Getting TTree clusters as used by TTreeProcessorMT

taehyounpark · November 24, 2021, 8:07pm

Dear experts,

I am interested in parallelizing my analysis workflow. My analysis code uses a custom class that whose variables, cuts & weights, and histograms that can be configured in a similar way to RDataFrame, so that running it inside an event loop can be done by a trivial method call, something like:

class Analysis
{
template <typename T> 
Variable<T>* read( /* ... */ );  // read a branch of type T from ttree
template <typename Tcustom> 
Variable<Tcustom>* define( /* ... */  );  // define a new variable from existing branches
template <typename F> 
Analysis& cut(F callable, /* ... */); // can apply cuts in sequence.
// ....
};

int main() {
  auto tree = /* ... */;
  // in a PyROOT interface, can be configured on-the-fly
  auto ana = Analysis();
  ana.input(&tree);
  ana.read<float>("branch1");
  ana.define<MyVariable>("branch1");
  ana./*....*/;
  // running over a TTree is "trivial" at this stage with all actions booked
  ana.initialize();
  for auto (int ientry=0 ; ientry<tree->GetEntries() ; ++ientry) {
    tree.GetEntry(ientry);
    ana.execute();
  }
  ana.finalize();
  return 0;
}

Since I can create independent Analysis instances as many times as I want, I can currently simply set ROOT::EnableThreadSafety and use regular std::thread to implement multithreaded analysis runs without using TThreadedObject of e.g. histograms inside my analysis class. In pure C++, parallelizing my code using TTreeProcessorMT would look like:

int main() {
  auto treeProcessor = /* ... */;
  treeProcessor.Process([](TTreeReader& subRange) {
    // instantiate an Analysis() for each subrange
    ana = Analysis();
    ana.read<float>(/*...*/);
    ana.define<MyVariable>(/*...*/);
    ana.input(&subRange); // <- currently using TTree, will have to use TTreeReader like here instead
    // ...
    while(subRange.next()) {
      ana.execute();
    });
    return 0;
}

However, since I perform configuration of an Analysis instance to be via external config files and PyROOT interface, I cannot use TTreeProcessorMT directly (as that would mean I need to statically compile the said instance).
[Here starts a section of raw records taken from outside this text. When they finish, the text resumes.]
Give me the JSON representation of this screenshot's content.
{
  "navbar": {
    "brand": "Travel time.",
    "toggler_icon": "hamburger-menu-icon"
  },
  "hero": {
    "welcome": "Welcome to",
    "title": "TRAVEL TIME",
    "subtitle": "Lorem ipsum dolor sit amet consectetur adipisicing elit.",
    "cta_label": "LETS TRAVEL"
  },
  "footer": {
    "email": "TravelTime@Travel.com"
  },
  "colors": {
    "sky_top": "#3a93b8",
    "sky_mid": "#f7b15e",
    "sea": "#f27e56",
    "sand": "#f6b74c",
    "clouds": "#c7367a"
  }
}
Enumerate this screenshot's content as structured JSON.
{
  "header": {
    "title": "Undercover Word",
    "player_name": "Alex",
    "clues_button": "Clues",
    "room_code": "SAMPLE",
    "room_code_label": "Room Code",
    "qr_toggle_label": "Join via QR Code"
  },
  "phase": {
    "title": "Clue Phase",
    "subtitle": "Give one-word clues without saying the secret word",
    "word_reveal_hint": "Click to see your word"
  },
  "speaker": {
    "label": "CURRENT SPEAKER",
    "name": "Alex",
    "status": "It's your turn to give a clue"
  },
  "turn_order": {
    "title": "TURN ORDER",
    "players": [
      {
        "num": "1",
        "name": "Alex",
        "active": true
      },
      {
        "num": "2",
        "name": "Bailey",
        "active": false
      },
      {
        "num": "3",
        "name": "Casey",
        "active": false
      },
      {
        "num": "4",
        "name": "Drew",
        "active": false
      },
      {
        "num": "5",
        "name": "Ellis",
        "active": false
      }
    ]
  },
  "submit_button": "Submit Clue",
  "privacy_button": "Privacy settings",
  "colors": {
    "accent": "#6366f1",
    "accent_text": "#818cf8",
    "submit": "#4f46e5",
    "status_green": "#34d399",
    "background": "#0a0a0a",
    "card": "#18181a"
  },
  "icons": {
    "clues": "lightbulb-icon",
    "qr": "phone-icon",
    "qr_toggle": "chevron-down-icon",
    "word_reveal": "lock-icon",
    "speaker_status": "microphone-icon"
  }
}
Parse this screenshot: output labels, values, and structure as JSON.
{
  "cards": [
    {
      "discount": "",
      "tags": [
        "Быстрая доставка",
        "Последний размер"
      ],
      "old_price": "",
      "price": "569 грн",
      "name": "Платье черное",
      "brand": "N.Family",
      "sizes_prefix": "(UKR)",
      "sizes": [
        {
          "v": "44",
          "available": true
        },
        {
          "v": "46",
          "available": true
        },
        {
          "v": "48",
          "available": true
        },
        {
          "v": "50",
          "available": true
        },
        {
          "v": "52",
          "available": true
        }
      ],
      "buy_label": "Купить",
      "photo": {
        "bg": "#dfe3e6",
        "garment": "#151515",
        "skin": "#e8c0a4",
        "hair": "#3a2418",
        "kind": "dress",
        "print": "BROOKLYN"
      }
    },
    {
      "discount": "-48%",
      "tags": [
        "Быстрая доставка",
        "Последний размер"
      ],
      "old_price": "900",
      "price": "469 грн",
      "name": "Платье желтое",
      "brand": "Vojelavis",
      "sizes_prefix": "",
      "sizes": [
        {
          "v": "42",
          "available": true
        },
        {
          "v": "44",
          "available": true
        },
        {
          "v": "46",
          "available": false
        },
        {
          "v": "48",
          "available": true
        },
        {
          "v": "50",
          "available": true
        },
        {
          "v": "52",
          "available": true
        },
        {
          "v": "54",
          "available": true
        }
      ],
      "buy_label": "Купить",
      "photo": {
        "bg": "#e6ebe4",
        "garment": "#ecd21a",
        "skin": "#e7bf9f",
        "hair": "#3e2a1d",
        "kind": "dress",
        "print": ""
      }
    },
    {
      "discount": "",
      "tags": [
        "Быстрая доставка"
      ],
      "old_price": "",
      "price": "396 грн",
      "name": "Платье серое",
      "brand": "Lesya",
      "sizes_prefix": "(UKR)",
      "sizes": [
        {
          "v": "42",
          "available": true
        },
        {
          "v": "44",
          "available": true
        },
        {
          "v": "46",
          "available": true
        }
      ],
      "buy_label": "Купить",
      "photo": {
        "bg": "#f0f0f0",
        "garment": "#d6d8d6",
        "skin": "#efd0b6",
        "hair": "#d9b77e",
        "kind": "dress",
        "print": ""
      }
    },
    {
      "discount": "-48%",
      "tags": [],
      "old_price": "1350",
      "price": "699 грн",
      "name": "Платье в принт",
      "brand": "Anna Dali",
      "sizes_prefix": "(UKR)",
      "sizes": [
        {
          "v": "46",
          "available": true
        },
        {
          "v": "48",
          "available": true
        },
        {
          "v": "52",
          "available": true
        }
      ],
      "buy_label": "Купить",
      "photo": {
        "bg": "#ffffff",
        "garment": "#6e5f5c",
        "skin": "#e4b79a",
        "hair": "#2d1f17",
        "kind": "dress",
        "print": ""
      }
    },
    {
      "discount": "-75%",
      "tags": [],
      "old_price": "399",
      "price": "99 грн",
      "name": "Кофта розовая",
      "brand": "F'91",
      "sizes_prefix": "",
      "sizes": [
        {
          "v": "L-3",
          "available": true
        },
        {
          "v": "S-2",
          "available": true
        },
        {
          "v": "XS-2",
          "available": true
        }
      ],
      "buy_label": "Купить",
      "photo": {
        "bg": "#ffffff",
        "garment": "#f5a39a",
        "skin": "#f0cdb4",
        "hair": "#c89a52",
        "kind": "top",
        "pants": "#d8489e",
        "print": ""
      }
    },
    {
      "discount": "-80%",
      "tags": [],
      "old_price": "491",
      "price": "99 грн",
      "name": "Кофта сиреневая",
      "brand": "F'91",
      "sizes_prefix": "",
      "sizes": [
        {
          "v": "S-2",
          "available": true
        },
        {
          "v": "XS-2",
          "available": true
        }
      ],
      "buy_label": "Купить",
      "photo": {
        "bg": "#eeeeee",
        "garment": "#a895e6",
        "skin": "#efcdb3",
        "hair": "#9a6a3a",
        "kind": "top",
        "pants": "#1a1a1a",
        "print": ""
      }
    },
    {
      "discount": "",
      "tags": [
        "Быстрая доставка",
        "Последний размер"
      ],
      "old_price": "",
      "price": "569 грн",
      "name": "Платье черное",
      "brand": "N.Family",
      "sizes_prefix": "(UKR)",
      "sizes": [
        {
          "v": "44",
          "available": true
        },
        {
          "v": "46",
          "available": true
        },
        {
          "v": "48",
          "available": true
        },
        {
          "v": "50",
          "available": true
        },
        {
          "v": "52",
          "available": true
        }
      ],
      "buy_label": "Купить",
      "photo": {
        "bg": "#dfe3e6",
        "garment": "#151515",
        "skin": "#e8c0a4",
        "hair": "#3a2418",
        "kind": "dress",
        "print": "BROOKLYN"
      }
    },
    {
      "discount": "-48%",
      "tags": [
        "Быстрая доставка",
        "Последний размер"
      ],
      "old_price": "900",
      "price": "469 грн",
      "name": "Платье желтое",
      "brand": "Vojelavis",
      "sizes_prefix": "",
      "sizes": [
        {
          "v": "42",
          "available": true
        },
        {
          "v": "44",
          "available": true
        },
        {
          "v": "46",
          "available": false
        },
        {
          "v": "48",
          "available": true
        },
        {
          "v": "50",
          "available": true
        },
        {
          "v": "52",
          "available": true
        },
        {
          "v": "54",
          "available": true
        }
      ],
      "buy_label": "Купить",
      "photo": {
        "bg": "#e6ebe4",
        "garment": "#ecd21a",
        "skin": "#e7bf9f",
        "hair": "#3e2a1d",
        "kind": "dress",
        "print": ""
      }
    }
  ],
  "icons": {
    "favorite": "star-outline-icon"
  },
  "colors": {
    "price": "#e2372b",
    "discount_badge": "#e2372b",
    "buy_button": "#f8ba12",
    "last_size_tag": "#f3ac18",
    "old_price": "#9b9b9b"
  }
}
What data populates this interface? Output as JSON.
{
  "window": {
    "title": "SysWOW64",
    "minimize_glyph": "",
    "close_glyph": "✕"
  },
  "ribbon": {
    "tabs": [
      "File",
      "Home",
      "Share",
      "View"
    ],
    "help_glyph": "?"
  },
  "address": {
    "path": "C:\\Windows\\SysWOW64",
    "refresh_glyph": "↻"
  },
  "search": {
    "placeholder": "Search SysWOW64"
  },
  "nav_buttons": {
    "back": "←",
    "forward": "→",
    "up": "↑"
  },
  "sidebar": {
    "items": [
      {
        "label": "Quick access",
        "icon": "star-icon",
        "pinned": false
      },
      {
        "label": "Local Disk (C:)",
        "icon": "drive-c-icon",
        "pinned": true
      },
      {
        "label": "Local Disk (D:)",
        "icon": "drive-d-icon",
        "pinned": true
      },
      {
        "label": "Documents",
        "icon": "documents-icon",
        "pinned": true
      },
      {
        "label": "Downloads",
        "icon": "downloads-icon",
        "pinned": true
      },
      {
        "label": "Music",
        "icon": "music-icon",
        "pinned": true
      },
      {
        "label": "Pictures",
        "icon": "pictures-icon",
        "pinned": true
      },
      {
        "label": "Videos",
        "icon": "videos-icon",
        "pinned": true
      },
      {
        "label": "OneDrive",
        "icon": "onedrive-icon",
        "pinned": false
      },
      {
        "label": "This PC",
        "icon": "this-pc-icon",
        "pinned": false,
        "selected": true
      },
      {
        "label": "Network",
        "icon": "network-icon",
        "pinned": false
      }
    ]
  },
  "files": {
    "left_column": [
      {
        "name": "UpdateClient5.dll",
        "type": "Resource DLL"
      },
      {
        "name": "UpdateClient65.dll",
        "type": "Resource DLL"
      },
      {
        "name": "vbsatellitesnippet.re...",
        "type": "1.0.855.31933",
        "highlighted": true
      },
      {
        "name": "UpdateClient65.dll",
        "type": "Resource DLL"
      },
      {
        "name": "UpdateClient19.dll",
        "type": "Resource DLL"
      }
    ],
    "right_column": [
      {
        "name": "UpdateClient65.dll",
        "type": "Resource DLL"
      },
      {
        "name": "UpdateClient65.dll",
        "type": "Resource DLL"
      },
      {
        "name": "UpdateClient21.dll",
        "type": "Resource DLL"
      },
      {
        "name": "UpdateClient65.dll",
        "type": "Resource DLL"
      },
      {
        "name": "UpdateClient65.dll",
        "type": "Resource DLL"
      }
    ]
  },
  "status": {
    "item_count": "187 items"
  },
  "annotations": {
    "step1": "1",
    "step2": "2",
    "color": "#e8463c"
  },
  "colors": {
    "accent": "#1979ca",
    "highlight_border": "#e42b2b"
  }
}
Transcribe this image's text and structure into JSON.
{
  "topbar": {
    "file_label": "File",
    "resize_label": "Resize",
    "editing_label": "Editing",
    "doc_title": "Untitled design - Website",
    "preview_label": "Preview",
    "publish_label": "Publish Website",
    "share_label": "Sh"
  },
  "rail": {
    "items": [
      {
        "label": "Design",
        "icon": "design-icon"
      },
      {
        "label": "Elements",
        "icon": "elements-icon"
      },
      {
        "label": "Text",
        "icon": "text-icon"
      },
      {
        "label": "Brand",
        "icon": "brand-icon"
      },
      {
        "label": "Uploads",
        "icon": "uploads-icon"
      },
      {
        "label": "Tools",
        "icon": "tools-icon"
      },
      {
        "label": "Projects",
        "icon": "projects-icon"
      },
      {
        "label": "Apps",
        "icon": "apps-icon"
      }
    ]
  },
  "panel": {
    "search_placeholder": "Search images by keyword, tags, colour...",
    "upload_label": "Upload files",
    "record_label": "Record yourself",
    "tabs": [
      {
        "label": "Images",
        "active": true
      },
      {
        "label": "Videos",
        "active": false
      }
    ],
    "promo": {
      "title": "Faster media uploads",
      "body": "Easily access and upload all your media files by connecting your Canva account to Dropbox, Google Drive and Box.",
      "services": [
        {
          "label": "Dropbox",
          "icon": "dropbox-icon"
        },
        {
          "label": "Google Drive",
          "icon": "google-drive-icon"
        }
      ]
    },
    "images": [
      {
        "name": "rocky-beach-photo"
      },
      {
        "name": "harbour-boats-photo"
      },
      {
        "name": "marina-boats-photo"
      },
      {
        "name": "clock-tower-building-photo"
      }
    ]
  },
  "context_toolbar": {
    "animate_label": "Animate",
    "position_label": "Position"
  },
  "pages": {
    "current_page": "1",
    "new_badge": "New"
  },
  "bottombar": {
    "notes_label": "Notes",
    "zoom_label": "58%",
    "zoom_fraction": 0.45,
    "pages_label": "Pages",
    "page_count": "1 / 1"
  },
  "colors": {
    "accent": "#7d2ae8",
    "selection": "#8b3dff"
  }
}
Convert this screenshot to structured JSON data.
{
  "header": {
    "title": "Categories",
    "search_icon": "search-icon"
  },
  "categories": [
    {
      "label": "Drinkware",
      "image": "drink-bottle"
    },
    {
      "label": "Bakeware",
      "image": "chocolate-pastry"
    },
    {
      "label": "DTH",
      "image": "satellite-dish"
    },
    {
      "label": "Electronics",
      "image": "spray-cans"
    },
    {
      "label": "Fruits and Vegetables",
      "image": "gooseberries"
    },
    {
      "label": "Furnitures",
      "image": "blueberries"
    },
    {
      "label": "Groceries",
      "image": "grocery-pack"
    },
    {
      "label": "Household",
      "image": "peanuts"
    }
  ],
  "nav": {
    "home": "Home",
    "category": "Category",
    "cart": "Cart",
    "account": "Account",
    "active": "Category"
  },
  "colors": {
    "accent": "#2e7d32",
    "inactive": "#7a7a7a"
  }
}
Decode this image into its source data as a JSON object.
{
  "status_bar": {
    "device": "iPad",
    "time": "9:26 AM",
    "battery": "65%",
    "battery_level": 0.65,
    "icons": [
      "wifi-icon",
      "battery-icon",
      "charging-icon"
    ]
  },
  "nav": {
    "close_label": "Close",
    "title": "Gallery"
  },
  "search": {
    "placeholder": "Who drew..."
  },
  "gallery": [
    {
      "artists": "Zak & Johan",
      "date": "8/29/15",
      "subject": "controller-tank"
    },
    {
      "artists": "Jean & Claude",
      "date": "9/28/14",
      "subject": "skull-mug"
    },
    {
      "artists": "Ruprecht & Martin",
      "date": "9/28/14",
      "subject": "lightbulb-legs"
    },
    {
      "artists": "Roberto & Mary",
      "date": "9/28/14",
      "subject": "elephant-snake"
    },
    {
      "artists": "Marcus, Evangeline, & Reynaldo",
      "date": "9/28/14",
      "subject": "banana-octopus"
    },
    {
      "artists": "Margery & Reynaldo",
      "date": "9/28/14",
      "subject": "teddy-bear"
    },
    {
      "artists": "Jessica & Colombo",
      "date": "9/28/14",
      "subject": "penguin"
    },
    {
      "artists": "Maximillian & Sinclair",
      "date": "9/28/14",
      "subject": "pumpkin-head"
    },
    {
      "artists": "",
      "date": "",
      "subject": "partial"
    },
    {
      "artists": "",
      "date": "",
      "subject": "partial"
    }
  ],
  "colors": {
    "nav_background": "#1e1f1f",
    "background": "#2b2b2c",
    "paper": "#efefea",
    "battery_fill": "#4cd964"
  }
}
So instead, I currently have the limitation that my concurrency is bounded by the number of input file/trees that that my ntuples are stored over. I was hoping/wondering how easy it was to access clusters of a TTree corresponding to subranges of a in a thread-safe way as implemented in TTreeProcessorMT?

Edit: I just wanted to add that for the ntuples that I am actually using, all the trees only have one cluster so I am (in theory) getting all the parallel performance I can get by simply running over N files in parallel. However, I am still interested in this for potentially having a more robust code setup where I would always be merging input files in advance (with control over granularity of clusters) and run over its clusters in parallel.

Please read tips for efficient and successful posting and posting code

ROOT Version: 6.20.04

couet · November 25, 2021, 7:40am

I guess @pcanal can help.

eguiraud · November 26, 2021, 8:02am

Hi @taehyounpark ,
you can access the cluster boundaries via TTree::GetClusterIterator() and iterating on that. TTreeProcessorMT has extra logic to decide how many clusters to process in the same multi-thread task, and to deal with friend trees or the presence of a TEntryList.

If you add a void operator()(TTreeReader &r) to Analysis you can also directly pass an Analysis object to TTreeProcessorMT::Process.

RDataFrame already solves a lot of these problems for you, maybe you can refactor things so that Analysis builds on top of RDF.

Cheers,
Enrico

system · December 10, 2021, 8:02am

This topic was automatically closed 14 days after the last reply. New replies are no longer allowed.